Los cuatro mundos del chamanismo: el mundo subjetivo

Anteriormente hemos visto el mundo objetivo en el cual opera el chamán para obtener diversos efectos como por ejemplo, curar. Pero hay otros mundos en los cuales el chamán puede desplazarse con el fin de adquirir sabiduría y poder. Veamos qué es el mundo subjetivo del chamanismo.

El mundo subjetivo

Tomando en cuenta el ejemplo visto anteriormente citado por Serge King, el mundo visto como un bosque puede percibirse desde diferentes puntos de vista, según la percepción del observador.

En el segundo nivel o segundo mundo chamánico llamado mundo subjetivo, el bosque lo percibimos siendo conscientes de la interdependencia del mundo natural y las funciones de mutuo apoyo desempeñadas por los elementos.
Más que observadores somos partícipes de esa experiencia y es posible que sintamos diversas emociones al tomar conciencia de esa percepción sintiendo paz, alegría, plenitud, etc.

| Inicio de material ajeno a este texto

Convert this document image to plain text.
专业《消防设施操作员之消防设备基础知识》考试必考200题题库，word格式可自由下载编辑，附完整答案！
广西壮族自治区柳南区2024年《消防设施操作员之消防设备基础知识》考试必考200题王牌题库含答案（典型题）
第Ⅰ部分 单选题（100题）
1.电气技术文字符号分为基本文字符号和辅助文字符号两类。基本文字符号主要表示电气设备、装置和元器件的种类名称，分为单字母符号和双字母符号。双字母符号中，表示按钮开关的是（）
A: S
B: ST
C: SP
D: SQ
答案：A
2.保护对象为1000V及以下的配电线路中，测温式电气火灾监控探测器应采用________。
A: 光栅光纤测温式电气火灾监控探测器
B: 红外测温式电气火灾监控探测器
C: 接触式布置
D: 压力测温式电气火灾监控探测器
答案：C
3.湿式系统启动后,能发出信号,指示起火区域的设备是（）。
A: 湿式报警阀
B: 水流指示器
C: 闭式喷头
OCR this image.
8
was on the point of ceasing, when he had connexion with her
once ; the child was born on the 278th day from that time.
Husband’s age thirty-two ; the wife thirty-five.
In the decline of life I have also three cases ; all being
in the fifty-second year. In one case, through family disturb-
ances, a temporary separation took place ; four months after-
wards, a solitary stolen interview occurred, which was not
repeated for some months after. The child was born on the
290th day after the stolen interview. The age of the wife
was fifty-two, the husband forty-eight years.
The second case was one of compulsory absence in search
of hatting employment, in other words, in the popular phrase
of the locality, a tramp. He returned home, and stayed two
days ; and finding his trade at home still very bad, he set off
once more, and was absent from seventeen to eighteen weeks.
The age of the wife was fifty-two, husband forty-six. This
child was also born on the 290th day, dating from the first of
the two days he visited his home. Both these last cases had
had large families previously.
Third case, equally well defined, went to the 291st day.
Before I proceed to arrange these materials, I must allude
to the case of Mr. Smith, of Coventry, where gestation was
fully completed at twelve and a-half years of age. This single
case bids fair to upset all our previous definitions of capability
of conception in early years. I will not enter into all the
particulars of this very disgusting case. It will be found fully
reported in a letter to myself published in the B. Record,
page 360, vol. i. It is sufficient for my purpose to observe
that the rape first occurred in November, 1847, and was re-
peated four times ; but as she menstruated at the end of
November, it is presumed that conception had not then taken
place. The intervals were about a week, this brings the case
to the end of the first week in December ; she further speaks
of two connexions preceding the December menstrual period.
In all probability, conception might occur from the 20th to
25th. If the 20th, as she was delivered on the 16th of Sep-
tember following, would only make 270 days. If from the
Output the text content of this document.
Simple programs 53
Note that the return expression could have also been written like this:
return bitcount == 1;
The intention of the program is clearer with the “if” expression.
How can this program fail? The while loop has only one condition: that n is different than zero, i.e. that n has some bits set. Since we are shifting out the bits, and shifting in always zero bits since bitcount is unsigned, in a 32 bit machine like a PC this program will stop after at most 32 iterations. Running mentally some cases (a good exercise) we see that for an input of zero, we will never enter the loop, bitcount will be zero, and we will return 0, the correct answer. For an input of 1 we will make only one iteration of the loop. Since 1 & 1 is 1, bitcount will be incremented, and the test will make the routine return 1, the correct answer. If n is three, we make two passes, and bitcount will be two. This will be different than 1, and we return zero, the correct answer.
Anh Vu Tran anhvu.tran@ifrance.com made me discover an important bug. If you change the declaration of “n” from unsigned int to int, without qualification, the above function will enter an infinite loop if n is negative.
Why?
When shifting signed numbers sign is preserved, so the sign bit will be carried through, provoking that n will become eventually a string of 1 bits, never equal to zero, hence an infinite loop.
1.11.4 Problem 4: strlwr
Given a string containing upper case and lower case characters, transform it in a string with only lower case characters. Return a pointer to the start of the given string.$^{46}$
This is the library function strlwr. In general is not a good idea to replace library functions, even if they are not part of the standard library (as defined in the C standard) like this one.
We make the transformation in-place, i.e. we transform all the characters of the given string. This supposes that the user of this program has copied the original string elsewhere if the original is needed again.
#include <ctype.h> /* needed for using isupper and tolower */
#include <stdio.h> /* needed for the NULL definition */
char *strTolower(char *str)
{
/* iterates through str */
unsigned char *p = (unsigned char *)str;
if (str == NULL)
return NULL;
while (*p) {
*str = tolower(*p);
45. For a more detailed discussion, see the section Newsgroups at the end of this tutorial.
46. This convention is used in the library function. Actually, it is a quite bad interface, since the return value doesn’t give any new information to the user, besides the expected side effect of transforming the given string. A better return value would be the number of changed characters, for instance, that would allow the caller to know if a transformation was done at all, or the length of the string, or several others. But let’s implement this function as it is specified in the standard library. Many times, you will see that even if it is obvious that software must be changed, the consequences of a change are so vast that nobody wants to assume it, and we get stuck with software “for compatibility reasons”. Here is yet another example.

El chamán puede ir más allá y percibir en el mundo subjetivo los colores de las auras de los elementos del bosque, la energía generada por los elementos y la interconexión de todo lo vivo del entorno: las plantas, los animales, las piedras, el viento, el sol.
Los supuestos secundarios de este mundo son que todo está interconectado, todo forma parte de un ciclo y de una transición y que todos los acontecimientos son sincrónicos.

En el mundo subjetivo la telepatía y la clarividencia son tan incuestionables como el movimiento de una palanca en el plano o mundo objetivo. Pero este mundo no tiene sentido visto desde los supuestos básicos de mundo físico, así como no tienen sentido las leyes del mundo objetivo desde el punto de vista del plano subjetivo o síquico.

El chamán se sitúa en este nivel para realizar curaciones con métodos de telepatía, acupuntura o acupresión, el uso de su energía y de la energía de diversos objetos como los cristales.